Van uit den dekaloog komen we niet tot de beslissing der zedelijke moeilijkheden van den hedendaagschen mensch. Aan den aanvang van het zedelijke leven staat het gebod; het ontleent zijn gezag aan de persoon van wie het afkomstig is; beter dan lange betoogen wijst het een richting, waarin we te gaan hebben; het is een prikkel tot daden, maar het geeft niet een afdoende maatstaf tot beoordeeling. Wij buigen voor de geboden, maar van de verplichting zelf te beslissen ontheffen zij niet.
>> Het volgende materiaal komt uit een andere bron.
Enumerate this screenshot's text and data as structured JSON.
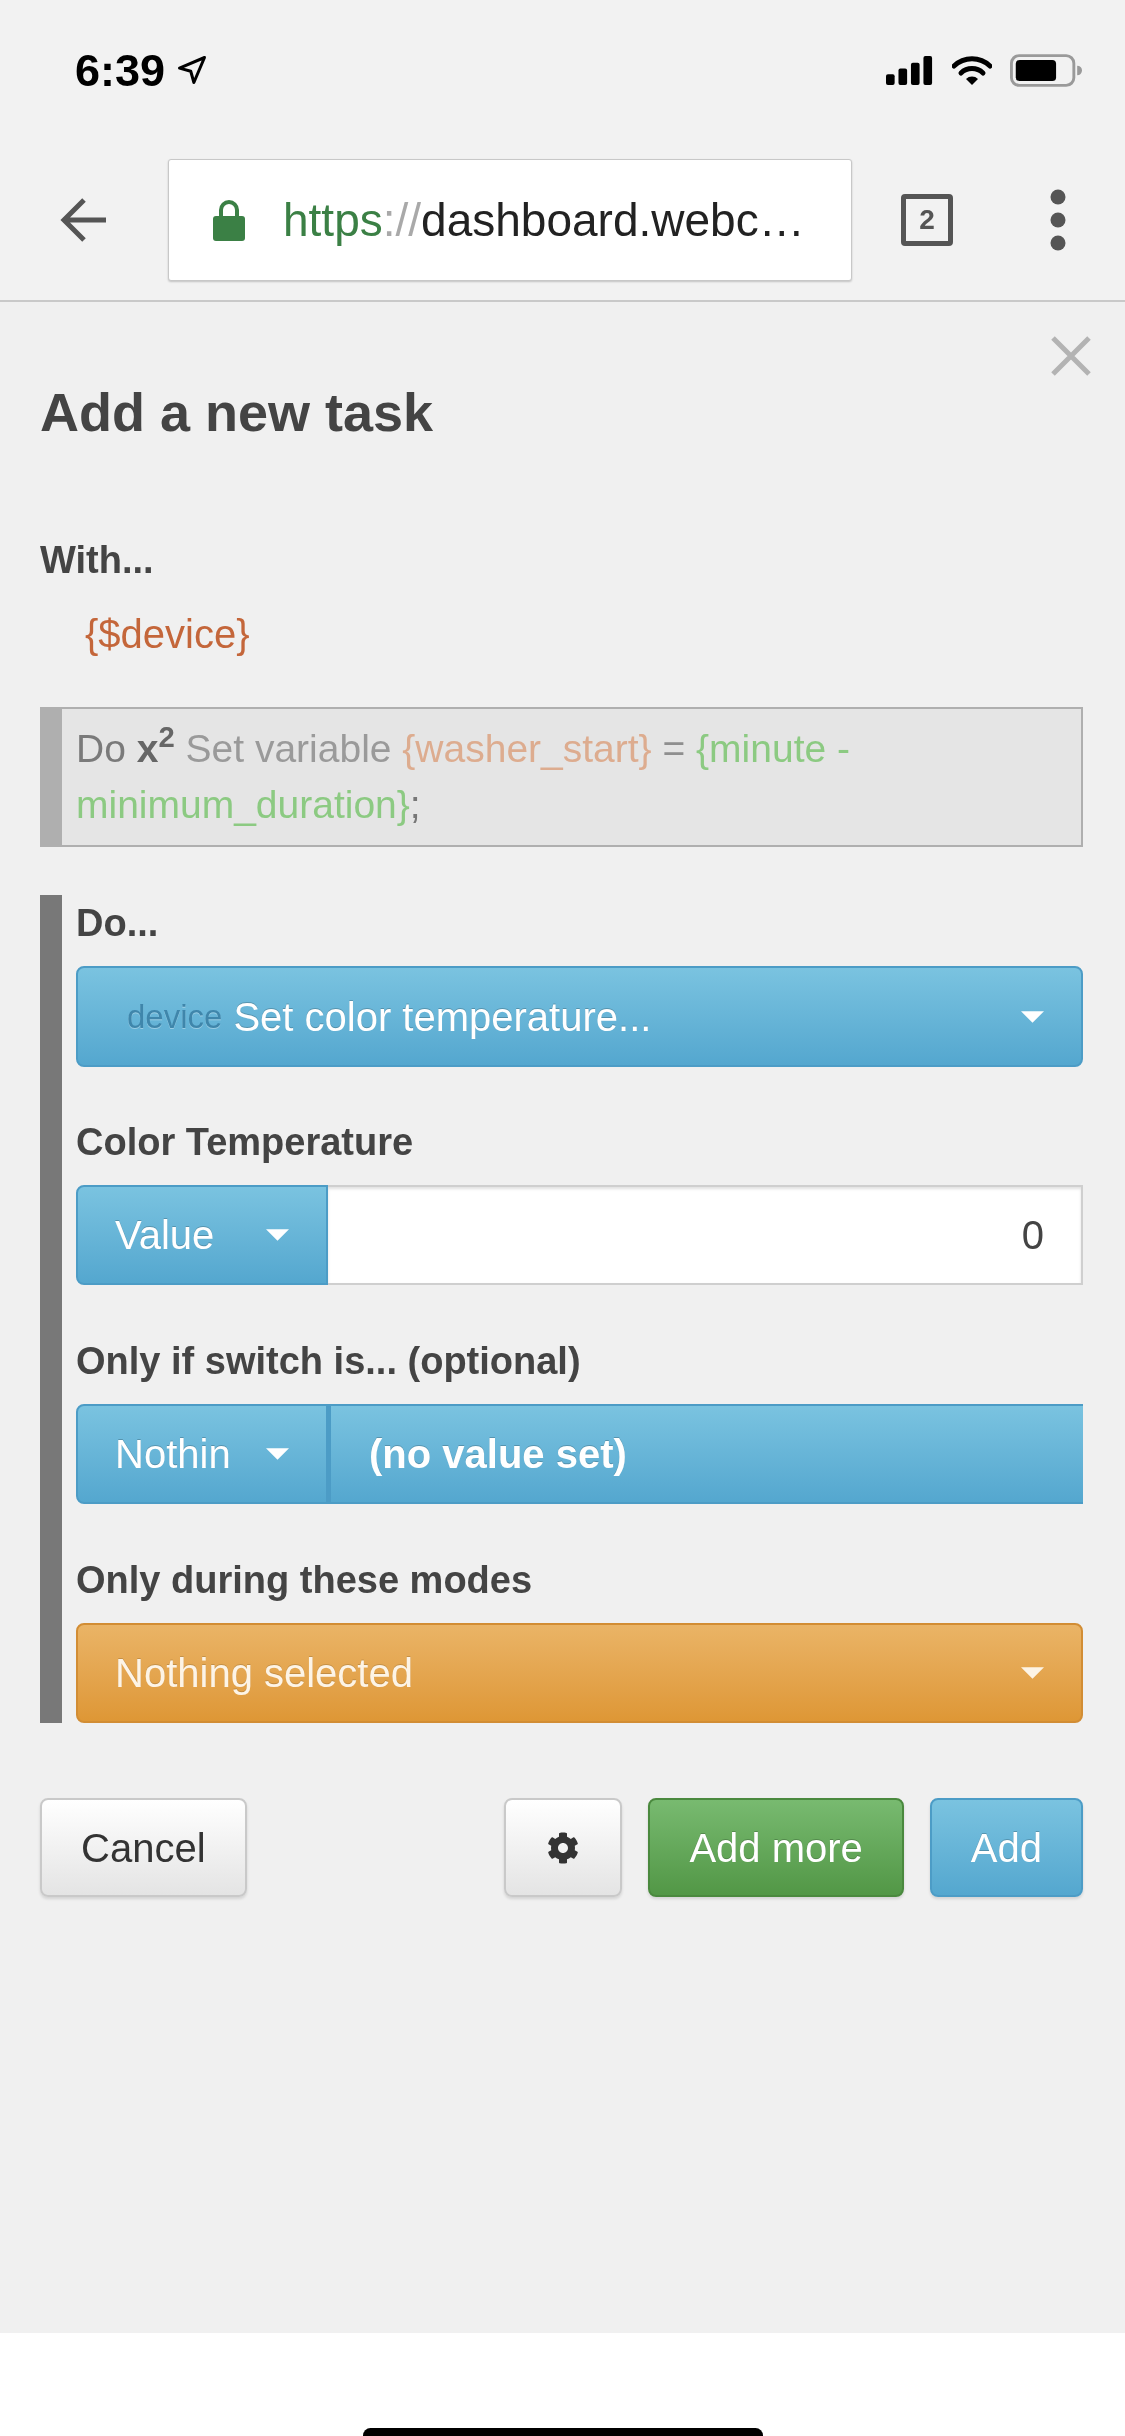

Hier raken wij aan een verschil tusschen recht en moraal. Voor wij dat uitwerken, moeten wij de tegenstelling nog van andere zijde bezien.

|288|

6. Von Gierke stelt in zijn studie over recht en zedelijkheid 1) naast de uitspraak: „Die Unterscheidung von Gut und Böse ist ein gemeinschaftliches Besitztum der Menschheit, für dessen Ursprünglichkeit das Gewissen bürgt” — een uitspraak, die ik zou willen onderschrijven — deze andere: „Auch die Unterscheidung von Gerecht und Ungerecht is ein gemeinsames Besitztum der Menschheit, dessen Ursprünglichkeit das Rechtsbewusztsein bezeugt”. Is deze tegenstelling, die tevens een gelijkstelling is, juist? Over het gecompliceerde verschijnsel van het rechtsbewustzijn zoo straks meer; ik vraag voorloopig nog slechts of de categorie van het recht inderdaad zoo geheel zelfstandig naast die van het goede kan worden gesteld als Gierke doet. Even voor die aangehaalde plaats staat 2): „Die Idee des Gerechten aber deckt sich so wenig mit der ethischen Idee des Guten wie mit der religiösen Idee des Gottesglaubens oder der die Wissenschaft durchwaltenden Idee des Wahren oder der aesthetischen Idee des Schönen”. Nu is het waar, dat goed niet synoniem is met rechtvaardig, maar volgt er uit, dat we inderdaad naast de categorie van het ware, het schoone en het goede die van het recht met even groote aanspraak op zelfstandigheid mogen plaatsen? Ik ontken het beslist, maar ben mij bewust, dat waar het hier gaat om een kijk zoo op eigen innerlijk als op het geestelijk leven der menschheid van een bewijs dier ontkenning geen sprake kan zijn. Ik ben overtuigd, dat het recht een provincie vormt van het groote gebied van het goede. Dat dus het verband tusschen recht en goedheid een ander is dan tusschen goedheid en waarheid of waarheid en schoonheid. En er is toch wel iets van een bewijs voor deze stelling aan te voeren, daar juist omdat moraal en recht niet geheel zelfstandig naast elkaar staan er over hunne verhouding meer te zeggen is dan anders het geval zou zijn.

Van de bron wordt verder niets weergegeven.